= Mohammed Abacha =

Eldest surviving son of Sani Abacha And closest son to abacha

Mohammed Abacha is the eldest surviving son of Nigeria's former military ruler, the late general Sani Abacha, and his wife Maryam Abacha.

==Money laundering==
During his father's military rule, Mohammed Abacha was involved in looting the government. A preliminary report published by the Abdulsalami Abubakar transitional government in November 1998 described the process. Sani Abacha told his National Security Adviser Ismaila Gwarzo to provide fake funding requests, which Abacha approved. The funds were usually sent in cash or travellers' cheques by the Central Bank of Nigeria to Gwarzo Kuncnoni, who took them to Abacha's house.
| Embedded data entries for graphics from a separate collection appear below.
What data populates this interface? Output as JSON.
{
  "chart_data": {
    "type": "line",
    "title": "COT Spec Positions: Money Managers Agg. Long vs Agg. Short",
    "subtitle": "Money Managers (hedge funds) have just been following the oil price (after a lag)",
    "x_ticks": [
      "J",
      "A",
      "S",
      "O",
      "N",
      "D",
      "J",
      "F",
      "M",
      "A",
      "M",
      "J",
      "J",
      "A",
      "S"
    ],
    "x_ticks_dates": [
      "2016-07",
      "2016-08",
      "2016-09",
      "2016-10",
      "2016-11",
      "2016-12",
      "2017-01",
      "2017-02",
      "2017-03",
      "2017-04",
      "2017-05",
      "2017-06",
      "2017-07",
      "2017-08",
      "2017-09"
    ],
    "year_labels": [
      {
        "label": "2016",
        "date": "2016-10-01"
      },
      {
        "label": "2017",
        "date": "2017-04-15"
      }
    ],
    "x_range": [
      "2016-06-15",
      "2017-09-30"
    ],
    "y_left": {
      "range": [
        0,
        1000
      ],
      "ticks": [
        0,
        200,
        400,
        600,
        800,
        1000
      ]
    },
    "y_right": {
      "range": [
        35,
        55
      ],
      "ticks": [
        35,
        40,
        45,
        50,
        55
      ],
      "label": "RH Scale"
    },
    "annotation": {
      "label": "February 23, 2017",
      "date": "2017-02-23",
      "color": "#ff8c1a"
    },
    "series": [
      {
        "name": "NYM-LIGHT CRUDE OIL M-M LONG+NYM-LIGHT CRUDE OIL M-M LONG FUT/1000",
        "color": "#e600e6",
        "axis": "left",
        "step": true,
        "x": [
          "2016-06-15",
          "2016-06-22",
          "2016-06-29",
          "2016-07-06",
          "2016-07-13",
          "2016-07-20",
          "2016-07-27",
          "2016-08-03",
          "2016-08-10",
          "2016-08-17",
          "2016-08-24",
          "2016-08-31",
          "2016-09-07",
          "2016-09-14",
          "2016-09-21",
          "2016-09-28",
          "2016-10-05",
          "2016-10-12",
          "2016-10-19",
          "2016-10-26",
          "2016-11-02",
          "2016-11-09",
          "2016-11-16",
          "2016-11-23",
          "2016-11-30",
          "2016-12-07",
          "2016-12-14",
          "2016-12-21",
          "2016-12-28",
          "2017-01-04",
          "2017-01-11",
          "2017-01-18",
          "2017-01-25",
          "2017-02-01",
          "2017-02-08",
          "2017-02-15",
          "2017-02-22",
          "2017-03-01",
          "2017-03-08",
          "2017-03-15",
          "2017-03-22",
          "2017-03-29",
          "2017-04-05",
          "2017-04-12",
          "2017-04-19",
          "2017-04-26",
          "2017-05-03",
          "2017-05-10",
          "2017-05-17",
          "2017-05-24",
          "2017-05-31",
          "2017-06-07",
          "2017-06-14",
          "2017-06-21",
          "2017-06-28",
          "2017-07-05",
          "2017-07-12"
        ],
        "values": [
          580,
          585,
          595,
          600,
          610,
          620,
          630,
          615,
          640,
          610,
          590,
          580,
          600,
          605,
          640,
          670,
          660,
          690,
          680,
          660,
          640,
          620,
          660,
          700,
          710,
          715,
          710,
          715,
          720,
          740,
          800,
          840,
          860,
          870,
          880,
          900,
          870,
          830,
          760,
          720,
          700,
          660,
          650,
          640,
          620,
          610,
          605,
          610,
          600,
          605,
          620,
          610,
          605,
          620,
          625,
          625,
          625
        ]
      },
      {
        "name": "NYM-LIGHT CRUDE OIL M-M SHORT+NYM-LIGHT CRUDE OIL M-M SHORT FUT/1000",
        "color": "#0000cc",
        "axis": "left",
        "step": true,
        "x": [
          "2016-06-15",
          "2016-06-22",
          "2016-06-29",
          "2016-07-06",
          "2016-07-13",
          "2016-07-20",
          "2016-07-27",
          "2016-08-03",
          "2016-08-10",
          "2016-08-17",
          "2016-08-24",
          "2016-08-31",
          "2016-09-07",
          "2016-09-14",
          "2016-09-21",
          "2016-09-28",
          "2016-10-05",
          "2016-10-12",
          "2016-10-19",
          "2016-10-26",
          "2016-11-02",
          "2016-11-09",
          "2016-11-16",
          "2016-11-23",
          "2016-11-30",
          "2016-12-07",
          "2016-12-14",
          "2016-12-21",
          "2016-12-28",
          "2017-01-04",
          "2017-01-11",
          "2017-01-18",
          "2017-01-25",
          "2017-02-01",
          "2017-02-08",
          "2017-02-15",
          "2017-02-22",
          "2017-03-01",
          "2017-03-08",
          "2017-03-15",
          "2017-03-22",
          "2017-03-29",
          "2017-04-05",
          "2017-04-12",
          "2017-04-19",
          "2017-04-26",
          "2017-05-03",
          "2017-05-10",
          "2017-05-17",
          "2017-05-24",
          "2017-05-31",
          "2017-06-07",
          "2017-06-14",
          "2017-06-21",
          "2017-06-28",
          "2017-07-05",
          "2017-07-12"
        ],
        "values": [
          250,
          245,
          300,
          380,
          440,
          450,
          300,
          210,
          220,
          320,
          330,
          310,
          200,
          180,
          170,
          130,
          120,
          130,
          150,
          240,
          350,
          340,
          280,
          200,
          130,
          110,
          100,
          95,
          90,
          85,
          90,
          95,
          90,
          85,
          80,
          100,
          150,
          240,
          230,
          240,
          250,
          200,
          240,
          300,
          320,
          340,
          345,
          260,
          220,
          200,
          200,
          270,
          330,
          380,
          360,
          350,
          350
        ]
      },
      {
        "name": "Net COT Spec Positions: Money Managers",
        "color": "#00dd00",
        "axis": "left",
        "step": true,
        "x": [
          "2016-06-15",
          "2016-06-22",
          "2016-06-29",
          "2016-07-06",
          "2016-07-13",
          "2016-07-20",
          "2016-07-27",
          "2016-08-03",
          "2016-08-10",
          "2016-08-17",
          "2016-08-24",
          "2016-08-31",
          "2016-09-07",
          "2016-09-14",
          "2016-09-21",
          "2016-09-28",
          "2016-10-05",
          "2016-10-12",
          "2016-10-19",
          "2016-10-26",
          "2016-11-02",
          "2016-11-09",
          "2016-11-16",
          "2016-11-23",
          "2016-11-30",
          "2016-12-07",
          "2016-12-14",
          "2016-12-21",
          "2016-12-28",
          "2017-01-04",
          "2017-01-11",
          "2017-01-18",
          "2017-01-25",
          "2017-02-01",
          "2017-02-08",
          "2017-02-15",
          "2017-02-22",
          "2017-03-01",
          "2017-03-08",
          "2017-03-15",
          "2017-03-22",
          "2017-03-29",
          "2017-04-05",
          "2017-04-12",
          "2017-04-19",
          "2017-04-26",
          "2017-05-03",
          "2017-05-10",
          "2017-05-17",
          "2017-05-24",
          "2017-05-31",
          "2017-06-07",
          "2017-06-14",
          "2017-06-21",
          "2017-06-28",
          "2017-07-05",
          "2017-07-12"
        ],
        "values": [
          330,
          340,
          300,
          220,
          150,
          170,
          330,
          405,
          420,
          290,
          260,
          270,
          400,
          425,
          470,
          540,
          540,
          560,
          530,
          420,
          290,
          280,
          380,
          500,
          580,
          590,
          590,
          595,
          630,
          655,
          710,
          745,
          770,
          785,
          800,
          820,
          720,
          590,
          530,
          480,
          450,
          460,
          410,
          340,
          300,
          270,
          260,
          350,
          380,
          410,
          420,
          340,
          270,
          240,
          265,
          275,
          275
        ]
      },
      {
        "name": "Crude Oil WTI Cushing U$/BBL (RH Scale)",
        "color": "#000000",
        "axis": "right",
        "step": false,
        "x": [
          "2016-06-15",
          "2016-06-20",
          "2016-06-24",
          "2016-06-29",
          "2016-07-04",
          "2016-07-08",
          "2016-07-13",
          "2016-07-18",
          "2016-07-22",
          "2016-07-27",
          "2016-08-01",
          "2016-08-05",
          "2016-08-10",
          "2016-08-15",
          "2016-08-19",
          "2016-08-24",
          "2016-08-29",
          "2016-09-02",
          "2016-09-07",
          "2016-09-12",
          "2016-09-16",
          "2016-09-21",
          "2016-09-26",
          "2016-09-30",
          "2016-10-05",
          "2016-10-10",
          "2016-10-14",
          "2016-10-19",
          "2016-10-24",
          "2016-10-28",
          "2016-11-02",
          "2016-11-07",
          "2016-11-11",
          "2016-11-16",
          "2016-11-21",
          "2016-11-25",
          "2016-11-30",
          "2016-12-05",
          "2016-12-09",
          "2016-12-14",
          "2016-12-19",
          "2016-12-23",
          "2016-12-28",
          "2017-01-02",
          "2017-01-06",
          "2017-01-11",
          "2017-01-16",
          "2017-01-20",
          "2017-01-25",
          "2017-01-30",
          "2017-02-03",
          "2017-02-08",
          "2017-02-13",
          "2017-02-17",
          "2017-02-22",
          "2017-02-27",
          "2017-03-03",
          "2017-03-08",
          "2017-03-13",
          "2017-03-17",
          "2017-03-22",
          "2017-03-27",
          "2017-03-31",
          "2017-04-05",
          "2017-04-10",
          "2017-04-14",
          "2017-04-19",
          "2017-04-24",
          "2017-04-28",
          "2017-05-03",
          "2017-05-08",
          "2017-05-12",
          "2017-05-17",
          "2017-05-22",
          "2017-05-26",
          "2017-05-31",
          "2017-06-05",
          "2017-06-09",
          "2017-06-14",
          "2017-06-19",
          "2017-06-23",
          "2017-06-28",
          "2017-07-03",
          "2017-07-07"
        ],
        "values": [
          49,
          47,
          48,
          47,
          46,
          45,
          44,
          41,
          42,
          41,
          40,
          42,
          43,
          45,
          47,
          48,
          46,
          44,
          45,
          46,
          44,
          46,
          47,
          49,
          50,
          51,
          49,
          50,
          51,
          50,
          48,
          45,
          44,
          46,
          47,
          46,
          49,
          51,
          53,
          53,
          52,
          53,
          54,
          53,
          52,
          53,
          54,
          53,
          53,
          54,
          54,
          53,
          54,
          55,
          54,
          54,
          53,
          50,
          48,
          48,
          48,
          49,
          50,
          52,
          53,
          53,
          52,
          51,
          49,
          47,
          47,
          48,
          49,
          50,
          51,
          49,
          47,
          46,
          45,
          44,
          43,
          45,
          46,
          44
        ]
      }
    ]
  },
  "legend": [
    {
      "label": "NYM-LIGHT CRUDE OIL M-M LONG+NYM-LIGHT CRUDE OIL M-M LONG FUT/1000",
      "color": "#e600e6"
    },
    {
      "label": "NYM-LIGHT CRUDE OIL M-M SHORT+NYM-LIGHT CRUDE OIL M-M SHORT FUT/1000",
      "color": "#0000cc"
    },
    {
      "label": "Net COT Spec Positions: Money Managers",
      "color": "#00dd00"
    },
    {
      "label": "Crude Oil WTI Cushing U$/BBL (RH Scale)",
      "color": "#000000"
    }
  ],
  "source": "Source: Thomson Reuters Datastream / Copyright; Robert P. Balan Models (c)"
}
Mohammed Abacha then arranged to launder the money to offshore accounts.
An estimated $1.4 billion in cash was delivered in this way.

==Legal issues==

In August 1999, Abacha was arrested and detained in prison for over three years on charges of murder, including for an alleged role in the assassination of Kudirat Abiola, and financial crime. He would released in September 2002 after agreeing to return $1 billion that he laundered.

In January 2014, the Nigerian Supreme Court ordered the Nigerian federal government to prosecute Abacha over his alleged complicity in the illegal diversion of public funds to a foreign account that belonged to his father. In August 2014, the U.S. government was able to successfully recover and forfeit $480 million which Abacha and his father, as well as other conspirators, stole from Nigeria and hid in bank accounts throughout the world.

==Legacy==
Like his father and mother, Mohammed Abacha has been referenced in 419 scams.